Official Denies Split in CPP Over PM Seat

Senior CPP official Heng Sam­rin has denied his party is fracturing over who should be fielded as the candidate for Cam­bodia’s next prime minister.

Khmer-language media have reported a growing conflict be­tween Prime Minister Hun Sen and legislator Say Chhum, the ru­ling party’s general-secretary, and that the CPP’s five-year congress has been delayed while party officials try to repair the cracks in the party’s facade.

Heng Samrin said Thursday the reason for the delay was the high volume of work that has to be completed by party members before the congress, which was supposed to be held later this month or in early August.

Of Cambodia‘s three main political parties, the CPP has re­mained the most unified, at least in public. The Sam Rainsy Party has endured frequent bouts of in­fighting, with some party officials breaking rank, sometimes de­noun­cing leader Sam Rainsy.

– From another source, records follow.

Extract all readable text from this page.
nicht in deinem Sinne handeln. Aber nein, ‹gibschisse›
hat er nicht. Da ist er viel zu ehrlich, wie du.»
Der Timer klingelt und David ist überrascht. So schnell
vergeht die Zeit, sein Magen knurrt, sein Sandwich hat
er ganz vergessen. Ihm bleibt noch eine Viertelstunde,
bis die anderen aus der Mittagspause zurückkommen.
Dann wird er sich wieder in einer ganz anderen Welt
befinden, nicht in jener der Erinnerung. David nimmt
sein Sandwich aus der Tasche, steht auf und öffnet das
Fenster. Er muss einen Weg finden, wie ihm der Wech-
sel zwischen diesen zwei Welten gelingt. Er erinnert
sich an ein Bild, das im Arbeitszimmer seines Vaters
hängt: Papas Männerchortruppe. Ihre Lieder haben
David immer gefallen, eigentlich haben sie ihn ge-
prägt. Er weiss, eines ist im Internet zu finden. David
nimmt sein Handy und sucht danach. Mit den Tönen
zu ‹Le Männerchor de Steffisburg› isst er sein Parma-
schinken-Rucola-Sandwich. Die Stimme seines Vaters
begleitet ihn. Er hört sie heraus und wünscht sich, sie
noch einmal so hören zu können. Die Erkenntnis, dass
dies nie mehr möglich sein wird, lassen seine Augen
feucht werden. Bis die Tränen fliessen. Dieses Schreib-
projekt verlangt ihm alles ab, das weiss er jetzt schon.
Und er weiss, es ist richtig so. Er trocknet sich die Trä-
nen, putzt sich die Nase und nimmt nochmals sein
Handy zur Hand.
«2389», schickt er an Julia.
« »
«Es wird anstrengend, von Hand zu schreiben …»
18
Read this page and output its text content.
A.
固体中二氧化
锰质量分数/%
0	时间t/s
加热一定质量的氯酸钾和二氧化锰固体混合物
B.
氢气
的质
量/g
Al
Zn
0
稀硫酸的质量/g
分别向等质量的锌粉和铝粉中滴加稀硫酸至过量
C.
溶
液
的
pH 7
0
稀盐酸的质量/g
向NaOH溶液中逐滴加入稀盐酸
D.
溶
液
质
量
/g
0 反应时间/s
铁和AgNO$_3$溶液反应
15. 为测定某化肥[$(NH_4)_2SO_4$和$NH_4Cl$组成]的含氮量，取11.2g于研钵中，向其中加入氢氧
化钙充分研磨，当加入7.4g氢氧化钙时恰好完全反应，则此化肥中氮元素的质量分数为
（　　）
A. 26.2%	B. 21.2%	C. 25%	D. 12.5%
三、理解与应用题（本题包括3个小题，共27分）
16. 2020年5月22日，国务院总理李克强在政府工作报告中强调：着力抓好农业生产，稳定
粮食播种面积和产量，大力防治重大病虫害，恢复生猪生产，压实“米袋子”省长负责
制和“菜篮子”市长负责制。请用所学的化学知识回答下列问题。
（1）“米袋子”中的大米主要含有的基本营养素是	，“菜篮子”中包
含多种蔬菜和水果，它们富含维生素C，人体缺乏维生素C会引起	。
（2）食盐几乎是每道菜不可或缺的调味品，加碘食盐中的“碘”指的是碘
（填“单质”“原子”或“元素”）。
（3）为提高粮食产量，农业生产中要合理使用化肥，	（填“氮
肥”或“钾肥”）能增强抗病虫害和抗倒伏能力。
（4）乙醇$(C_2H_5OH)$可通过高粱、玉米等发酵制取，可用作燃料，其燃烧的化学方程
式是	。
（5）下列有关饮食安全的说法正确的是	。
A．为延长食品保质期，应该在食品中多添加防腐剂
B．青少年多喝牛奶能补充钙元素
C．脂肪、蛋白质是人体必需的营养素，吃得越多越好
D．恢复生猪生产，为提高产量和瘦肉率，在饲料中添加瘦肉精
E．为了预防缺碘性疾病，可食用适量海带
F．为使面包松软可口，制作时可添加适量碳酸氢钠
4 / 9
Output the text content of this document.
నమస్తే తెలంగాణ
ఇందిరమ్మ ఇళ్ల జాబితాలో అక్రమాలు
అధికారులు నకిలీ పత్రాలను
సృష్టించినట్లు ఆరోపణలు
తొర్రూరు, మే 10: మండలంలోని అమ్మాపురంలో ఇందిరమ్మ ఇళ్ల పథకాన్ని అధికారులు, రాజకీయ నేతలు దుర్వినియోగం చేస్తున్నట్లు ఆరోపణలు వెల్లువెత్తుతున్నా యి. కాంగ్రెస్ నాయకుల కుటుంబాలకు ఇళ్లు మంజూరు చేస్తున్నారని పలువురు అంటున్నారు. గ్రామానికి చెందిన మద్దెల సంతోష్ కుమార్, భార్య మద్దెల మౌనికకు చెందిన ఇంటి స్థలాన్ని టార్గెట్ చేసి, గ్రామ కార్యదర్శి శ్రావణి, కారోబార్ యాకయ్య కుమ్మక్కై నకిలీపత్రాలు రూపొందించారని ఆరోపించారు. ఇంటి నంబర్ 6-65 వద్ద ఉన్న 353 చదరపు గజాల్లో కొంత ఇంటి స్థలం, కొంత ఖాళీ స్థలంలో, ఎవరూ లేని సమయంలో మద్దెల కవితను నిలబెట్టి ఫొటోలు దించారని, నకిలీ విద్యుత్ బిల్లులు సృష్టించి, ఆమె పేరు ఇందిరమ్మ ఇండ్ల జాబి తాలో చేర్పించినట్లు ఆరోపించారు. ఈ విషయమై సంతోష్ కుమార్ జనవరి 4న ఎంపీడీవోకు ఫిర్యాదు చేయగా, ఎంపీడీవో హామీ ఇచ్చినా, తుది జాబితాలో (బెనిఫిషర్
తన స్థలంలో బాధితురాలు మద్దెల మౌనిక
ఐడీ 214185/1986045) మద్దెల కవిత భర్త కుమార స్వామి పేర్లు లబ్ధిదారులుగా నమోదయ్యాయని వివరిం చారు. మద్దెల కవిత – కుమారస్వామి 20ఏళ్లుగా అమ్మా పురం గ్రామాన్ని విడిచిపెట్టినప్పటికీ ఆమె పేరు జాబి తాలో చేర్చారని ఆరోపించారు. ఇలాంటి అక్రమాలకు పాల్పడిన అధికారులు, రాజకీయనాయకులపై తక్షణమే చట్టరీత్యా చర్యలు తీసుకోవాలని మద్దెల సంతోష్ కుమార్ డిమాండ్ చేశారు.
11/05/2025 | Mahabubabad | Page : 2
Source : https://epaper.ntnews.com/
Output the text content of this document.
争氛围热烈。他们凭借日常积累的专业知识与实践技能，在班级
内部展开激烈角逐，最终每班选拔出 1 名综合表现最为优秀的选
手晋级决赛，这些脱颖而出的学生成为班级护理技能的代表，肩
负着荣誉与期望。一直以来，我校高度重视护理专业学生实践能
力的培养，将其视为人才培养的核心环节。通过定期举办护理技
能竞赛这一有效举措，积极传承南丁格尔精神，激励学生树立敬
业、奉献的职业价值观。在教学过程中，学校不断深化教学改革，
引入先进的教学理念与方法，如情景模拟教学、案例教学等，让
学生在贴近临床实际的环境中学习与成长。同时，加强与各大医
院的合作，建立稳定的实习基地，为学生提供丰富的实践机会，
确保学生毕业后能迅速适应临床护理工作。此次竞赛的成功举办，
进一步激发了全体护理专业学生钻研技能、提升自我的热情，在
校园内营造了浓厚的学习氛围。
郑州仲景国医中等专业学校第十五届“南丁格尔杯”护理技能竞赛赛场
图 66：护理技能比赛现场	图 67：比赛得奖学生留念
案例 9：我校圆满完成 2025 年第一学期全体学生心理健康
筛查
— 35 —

And Funcinpec is currently suffering from an internal push to oust co-Minister of Interior You Hockry and replace him with Khan Savoeun, RCAF deputy commander-in-chief.

CPP spokesman Khieu Kanha­rith called the rumors of a CPP split “exaggerated,” and said stories of CPP infighting over the prime minister position have occasionally circulated since the late 1980s.

“People are making rumors to disrupt the party, but we are still unified and work together. When a problem happens, we debate,” he said.

Khieu Kanharith said work outside Phnom Penh is keeping CPP officials from holding their congress, and the event will likely be postponed until next March.

Though prime ministers are only allowed to serve two terms, Hun Sen has said in the past that he will hold onto his post for the next decade, giving no indication that his grip on power is slipping.